During a routine inspection

During our inspection we spoke with one person who used the service, to three relatives and one member of staff.

Below is a summary of what we found. The summary describes what people using the service, their relatives and the staff told us and the records we looked at.

If you want to see the evidence that supports our summary please read the full report.

This is a summary of what we found:

Is the service safe?

People told us that they felt their rights and dignity were respected. One person said "The level of care is very good, they are here for you'. A relative said 'The care provided to my parent is fantastic, they make sure they are involved and included'

Systems were in place to make sure that managers and staff learned from events such as accidents and incidents, complaints, concerns, whistleblowing and investigations. This reduced the risks to people and helped the service to continually improve.

Staff knew about risk management plans and told us about how they had followed them. People were not put at unnecessary risk but also had access to choice and remained in control of decisions about their care and lives.

Policies and procedures were in place about all aspects of service provision.

The provider ensured that staff rotas where planned so that people's care needs were taken into account when making decisions about the numbers, qualifications, skills and experience required. This helped to ensure that people's needs were always met. People had their needs assessed before they began using the service. People's needs were assessed by experienced staff.

Is the service effective?

People's health and care needs were assessed with them, and they were involved in

writing their plans of care. Care plans were reviewed every six months or sooner if required. People who use the service, their relative sand staff could contact the provider at any time and frequently did so. Any changes were responded to with a visit by the provider and reassessment of needs.

People said that their care plans were up to date and reflected their current needs.

One person said "They have helped me to improve, I am almost ready to go solo'.

All staff received induction training and annual training updates. A staff member we spoke with was extremely knowledgeable about the person's needs and preferences. They knew about the person's preferences and also described how they worked closely with the community nursing team and GP.

Is the service caring?

We spoke with one person who used the service and to three relatives. We asked them for their opinion about the staff that supported them. Feedback from people was positive, for example; "The level of love and attention is good' and "The level of caring is very good, they are here for you'

When speaking with staff it was clear that they genuinely cared for the people the person they supported. They also described how caring the provider was and told us they always acted quickly to respond to people's changing needs.
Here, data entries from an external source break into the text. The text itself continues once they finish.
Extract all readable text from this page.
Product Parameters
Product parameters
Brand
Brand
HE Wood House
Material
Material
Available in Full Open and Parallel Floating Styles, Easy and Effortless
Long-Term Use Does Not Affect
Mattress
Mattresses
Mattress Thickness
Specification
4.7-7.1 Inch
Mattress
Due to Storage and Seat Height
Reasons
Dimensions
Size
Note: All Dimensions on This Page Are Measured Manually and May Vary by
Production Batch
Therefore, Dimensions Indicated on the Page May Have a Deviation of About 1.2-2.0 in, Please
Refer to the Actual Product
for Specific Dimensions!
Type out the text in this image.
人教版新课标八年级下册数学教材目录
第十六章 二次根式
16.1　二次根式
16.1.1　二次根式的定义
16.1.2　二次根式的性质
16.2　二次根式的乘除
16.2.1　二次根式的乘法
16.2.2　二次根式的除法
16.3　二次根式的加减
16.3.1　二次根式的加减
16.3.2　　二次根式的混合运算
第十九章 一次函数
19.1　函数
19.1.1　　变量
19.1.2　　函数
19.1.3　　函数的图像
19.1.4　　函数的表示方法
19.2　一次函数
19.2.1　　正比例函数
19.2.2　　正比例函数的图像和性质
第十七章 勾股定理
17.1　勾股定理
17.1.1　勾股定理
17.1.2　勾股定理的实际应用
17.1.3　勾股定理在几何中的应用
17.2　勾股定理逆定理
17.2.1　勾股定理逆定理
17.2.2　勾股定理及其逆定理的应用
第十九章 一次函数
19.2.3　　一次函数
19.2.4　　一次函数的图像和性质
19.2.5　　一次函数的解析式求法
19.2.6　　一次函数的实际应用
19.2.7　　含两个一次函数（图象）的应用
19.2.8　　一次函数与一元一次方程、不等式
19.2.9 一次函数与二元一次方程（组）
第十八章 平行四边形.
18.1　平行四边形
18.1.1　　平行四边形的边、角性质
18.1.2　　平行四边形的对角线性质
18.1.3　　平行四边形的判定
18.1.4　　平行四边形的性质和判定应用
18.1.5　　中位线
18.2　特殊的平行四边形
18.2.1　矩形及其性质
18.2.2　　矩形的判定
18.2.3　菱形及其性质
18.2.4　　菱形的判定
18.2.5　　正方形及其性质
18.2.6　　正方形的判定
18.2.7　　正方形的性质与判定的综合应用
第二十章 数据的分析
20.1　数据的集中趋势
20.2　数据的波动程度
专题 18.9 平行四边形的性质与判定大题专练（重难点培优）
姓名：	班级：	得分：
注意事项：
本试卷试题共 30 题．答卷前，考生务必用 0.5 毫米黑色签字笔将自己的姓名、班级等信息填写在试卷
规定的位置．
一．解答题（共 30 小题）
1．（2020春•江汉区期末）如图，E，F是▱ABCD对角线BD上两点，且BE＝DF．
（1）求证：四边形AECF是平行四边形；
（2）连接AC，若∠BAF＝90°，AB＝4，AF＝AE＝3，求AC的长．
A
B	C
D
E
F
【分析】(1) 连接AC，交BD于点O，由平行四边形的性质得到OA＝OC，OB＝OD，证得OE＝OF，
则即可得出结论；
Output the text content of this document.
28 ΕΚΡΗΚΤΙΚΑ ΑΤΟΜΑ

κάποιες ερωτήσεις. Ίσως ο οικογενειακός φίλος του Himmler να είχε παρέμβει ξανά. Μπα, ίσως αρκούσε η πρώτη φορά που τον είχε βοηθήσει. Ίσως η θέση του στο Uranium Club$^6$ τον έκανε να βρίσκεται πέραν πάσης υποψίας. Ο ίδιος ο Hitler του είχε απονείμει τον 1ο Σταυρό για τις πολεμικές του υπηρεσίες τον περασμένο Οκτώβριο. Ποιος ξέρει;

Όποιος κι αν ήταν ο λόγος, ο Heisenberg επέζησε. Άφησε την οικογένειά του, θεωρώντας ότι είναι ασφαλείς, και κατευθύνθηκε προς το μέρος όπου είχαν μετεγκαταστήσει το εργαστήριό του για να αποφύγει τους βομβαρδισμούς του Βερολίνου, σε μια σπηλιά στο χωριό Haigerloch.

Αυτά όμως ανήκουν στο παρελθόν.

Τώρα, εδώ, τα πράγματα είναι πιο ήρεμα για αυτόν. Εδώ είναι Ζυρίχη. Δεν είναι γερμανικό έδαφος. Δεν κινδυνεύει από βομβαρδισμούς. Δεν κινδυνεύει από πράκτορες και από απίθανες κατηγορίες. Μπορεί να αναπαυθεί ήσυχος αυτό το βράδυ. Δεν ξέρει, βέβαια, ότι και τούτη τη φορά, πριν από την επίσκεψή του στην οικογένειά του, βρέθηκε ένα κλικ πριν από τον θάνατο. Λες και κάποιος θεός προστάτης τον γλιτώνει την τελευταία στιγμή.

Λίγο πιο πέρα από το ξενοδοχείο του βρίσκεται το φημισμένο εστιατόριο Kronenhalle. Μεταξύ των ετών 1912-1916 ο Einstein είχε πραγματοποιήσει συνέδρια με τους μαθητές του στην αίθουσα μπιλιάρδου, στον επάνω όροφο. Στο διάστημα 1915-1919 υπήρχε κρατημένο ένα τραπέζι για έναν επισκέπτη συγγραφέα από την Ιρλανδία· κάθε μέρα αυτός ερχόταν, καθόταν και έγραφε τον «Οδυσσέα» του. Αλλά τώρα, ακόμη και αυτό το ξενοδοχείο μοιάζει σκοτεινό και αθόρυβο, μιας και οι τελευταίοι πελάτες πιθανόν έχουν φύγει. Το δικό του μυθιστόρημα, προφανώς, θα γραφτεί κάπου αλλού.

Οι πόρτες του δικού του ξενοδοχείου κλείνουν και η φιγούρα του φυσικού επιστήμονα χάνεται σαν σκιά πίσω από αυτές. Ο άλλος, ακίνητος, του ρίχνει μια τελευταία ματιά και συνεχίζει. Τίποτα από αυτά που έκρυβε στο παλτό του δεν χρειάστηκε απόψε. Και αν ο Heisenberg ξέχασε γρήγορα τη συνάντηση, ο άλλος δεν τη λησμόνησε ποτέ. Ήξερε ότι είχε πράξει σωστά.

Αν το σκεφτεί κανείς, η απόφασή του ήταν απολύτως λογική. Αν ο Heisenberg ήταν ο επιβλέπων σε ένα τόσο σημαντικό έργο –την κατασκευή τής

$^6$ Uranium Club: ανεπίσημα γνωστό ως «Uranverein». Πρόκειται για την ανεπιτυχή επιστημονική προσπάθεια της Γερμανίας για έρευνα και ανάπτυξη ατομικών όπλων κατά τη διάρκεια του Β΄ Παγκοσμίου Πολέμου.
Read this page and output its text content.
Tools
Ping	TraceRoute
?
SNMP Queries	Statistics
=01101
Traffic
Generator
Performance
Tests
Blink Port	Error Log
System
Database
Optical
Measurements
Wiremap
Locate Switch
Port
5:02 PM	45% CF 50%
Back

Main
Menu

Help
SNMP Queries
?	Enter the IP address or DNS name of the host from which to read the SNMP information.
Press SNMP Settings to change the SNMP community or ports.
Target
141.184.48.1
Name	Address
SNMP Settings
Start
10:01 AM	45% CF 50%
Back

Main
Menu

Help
Is the service responsive?

People knew how to make a complaint if they were unhappy. People told us they could contact the provider at any time and had their care and support needs reviewed at least every six months. We were given examples of how the provider had acted quickly and appropriately in response to changing need and to issues of concern. A staff member also confirmed that this was the case.

At the time of our visit there was no one from an ethnic minority community using the service. We were told that written information could be translated into other languages and that people's cultural and religious needs were considered as part of the assessment process.

Is the service well led?

The provider had a quality assurance system, and records showed that identified problems and opportunities to change things for the better were addressed promptly. As a result the quality of the service was continuously improving.

Staff were clear about their roles and responsibilities. Staff had a good understanding of the ethos of the service and quality assurance processes were in place. This helped to ensure that people received a good quality service at all times.